Só pra você ter uma ideia, uma estrela extra na classificação Yelp de um restaurante pode aumentar a receita de 5% a 9% . A Federal Trade Commission demonstrou que o investimento em avaliações falsas podem render até 20 vezes mais. A cada dólar pago para um picareta escrever um review, o vendedor ganha 20 dólares em vendas.
Por exemplo, em um processo judicial contra a Legacy Learning Systems Inc., a empresa foi obrigada a abrir sua contabilidade e foi descoberto que um investimento de US$ 250.000 em avaliações falsas gerou mais de US$ 5 milhões em vendas.
A implantação de avaliações falsas causa uma súbita elevação de curto prazo em posições de busca orgânica e distorções nas classificações de vendas que duram quatro semanas , mesmo após a exclusão ou detecção. E, ao usar avaliações falsas, os agentes mal-intencionados podem “autofinanciar” sua reputação com informações falsas.
Em geral, a eventual eliminação e dissipação das distorções no ranking geral causadas por avaliações falsas pode demorar cerca de 100 dias, dando aos fraudadores tempo mais do que suficiente para obter lucro. Como outros mercados online, como a fraude publicitária , os benefícios econômicos superam os riscos e custos de ser pego. Isso incentiva os maus atores e o crescimento contínuo dessa economia subterrânea.
A comercialização de avaliações online falsas são tão recorrentes que já seguem uma espécie de tabela. Os pagamentos vão de 25 centavos a US $ 100 por revisão. O esquema inclue até grupos privados para solicitar aos compradores reais uma avaliação de cinco estrelas em troca de algum cashback ou mesmo um reembolso total. Alguns ainda acrescentam uma comissão de 5 a 10 dólares.

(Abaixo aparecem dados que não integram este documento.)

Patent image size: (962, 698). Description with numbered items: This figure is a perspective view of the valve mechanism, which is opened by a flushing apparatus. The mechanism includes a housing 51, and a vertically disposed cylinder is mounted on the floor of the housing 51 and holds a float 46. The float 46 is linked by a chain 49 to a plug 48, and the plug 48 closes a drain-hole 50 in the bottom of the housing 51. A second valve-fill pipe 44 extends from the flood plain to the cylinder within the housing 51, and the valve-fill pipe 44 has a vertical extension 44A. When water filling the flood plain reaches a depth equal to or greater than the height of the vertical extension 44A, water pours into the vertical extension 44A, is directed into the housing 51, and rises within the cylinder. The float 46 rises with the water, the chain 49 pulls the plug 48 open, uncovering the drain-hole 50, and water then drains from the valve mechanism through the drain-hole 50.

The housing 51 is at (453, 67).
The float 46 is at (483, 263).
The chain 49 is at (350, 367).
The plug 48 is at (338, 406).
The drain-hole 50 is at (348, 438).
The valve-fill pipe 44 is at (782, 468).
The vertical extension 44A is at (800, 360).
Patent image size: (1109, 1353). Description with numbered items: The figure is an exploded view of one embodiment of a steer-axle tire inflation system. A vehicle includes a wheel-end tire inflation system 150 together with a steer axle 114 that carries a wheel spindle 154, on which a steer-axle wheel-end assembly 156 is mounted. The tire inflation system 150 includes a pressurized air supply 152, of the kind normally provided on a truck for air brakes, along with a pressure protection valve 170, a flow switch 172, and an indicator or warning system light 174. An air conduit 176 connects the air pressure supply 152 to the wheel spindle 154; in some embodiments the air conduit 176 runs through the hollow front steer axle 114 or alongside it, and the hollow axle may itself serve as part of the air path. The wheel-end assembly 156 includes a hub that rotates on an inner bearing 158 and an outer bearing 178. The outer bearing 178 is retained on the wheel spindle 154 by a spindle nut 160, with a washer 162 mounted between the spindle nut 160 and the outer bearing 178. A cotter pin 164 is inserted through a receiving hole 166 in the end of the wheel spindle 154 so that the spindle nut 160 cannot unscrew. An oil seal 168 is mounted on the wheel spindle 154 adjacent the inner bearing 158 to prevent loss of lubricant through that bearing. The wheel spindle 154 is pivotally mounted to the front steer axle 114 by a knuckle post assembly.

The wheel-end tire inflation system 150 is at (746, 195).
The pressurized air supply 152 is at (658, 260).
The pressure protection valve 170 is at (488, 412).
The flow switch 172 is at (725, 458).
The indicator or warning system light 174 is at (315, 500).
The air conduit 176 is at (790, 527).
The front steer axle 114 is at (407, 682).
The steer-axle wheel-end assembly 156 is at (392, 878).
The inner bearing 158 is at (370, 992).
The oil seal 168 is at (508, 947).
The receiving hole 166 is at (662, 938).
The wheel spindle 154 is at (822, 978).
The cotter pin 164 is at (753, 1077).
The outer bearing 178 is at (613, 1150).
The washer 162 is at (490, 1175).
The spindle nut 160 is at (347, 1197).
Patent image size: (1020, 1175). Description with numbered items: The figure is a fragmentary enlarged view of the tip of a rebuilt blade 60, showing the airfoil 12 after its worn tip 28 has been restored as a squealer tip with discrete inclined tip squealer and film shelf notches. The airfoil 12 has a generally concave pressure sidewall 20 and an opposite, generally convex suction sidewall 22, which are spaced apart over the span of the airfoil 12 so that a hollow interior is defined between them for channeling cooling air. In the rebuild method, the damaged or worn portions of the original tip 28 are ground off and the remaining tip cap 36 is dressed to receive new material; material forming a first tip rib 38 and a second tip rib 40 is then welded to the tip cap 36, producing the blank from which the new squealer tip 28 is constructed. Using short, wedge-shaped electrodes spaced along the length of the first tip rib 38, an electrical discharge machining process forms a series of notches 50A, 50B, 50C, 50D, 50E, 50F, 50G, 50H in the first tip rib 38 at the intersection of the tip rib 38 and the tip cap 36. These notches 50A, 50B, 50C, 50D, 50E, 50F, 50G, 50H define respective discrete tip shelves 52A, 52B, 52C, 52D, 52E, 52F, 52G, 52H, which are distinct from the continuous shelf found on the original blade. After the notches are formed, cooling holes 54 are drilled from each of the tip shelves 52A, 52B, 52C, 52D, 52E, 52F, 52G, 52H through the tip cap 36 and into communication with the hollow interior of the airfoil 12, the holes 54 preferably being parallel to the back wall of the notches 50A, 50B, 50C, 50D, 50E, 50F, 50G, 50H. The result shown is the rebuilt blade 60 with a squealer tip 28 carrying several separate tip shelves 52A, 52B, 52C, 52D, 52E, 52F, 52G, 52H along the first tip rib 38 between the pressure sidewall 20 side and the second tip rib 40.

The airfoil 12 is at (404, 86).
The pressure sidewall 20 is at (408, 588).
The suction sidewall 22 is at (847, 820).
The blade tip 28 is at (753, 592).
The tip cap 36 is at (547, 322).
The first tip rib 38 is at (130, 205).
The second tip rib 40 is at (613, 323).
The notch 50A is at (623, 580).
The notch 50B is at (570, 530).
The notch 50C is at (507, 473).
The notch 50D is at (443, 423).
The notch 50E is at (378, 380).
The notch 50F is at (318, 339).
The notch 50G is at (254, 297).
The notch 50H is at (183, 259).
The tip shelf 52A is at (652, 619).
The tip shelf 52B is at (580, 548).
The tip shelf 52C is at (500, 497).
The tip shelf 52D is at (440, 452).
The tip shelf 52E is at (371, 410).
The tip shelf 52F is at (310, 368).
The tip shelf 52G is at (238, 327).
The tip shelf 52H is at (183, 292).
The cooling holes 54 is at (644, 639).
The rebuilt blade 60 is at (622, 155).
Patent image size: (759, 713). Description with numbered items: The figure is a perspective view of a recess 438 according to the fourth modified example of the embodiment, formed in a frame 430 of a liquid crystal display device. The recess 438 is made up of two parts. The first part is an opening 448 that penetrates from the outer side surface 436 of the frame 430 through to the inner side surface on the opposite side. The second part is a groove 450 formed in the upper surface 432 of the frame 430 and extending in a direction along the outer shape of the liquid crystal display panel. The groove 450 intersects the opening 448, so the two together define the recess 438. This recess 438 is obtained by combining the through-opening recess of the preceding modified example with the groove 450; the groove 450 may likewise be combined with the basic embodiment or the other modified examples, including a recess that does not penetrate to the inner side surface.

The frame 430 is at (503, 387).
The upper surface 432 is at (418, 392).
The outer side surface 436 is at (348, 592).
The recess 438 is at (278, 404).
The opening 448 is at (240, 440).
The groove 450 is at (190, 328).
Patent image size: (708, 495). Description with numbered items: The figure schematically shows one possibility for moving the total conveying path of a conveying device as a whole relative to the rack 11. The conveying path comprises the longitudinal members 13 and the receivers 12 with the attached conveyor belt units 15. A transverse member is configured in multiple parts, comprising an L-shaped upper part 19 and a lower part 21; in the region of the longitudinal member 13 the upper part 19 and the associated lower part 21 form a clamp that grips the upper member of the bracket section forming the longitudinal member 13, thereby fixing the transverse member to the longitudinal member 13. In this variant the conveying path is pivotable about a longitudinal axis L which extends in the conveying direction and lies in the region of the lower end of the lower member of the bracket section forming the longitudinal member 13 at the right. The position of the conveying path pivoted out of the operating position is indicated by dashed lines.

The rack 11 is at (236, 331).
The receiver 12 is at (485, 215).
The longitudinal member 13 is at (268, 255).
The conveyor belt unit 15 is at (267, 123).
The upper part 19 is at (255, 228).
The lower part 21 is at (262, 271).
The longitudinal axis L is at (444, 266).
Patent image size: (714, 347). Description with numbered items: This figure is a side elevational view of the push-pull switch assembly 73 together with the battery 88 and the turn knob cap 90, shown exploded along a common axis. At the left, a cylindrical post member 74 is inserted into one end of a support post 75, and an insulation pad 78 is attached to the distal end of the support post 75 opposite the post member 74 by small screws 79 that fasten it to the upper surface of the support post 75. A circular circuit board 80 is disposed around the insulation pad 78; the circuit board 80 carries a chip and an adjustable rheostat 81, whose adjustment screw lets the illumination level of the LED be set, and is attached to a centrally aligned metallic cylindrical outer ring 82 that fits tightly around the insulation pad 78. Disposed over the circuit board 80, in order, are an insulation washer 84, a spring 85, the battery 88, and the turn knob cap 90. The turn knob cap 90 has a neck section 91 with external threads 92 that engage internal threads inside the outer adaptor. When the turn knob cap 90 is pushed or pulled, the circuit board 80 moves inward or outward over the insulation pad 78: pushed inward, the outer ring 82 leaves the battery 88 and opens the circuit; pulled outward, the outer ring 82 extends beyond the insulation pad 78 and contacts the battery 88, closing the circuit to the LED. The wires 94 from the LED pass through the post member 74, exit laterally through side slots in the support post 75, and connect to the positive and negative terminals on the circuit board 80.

Vamos deixar esses dados mais mastigadinhos vai: vamos supor que você comprou sua cafeteira por 300 reais. Alguns dias depois, você recebe um email todo simpático do vendedor com uma proposta: você fica com a sua cafeteira e eles devolvem os 300 reais. Que bonzinhos!
Tudo o que você precisa fazer é uma avaliação 5 estrelas!! Isso mostra (1) o valor e credibilidade dessas avaliações e (2) o quanto esses 300 reais retornam em reputação do vendedor e em novas vendas (como vimos acima, até 20x mais).
Uma operação automatizada pode gerar um número ilimitado de avaliações falsas em todo o cenário do comércio eletrônico – e nem mesmo requer habilidades de programação.
A mesma prática é comum no mkt de influência
Vale lembrar que essa mesma prática é AMPLAMENTE utilizada no famigerado marketing de influência.
Nos últimos meses percebe-se um esforço enorme para tentar recuperar um pouco de credibilidade, afinal todo mundo já percebeu que influenciadores são extremamente bem remunerados para promover produtos. E eles, por sua vez, são promovidos por métricas facilmente manipuláveis.
E que likes e seguidores podem ser comprados aos milhares por poucos reais. Até pessoas normais compram na esperança de melhorarem seus “rankings sociais”, seja por vaidade ou por tentar chamar a atenção das marcas.
Faça o teste e coloque “venda de seguidores” lá no Google, por exemplo. Você vai ver uma enxurrada de gente vendendo o amor digital. Promoções e promoções.
Por que nós, usuários, também precisamos lutar contra essa praga?
Na lista da credibilidade, seu vizinho (ou amigo, ou parente ou alguém comum) ocupa a primeira posição. É a confiança no igual. Nosso recurso mais valioso no grande mecanismo do consumo. Nada é mais real e portanto, confiável. Ao praticar esse tipo de “venda de opinião” em forma de avaliações, likes ou como seguidor, minamos nossa reputação. Primeiro como indivíduos, depois como consumidores/usuários e finalmente destruindo por completo esse recurso que o mundo em rede nos proporcionou.
Seja rigoroso em toda e qualquer manifestação online, mesmo que seja através de um singelo like. Use esse “poder” com inteligência e critério. Pode parecer pouco, mas lembre-se que na internet os “poucos” se somam rapidamente.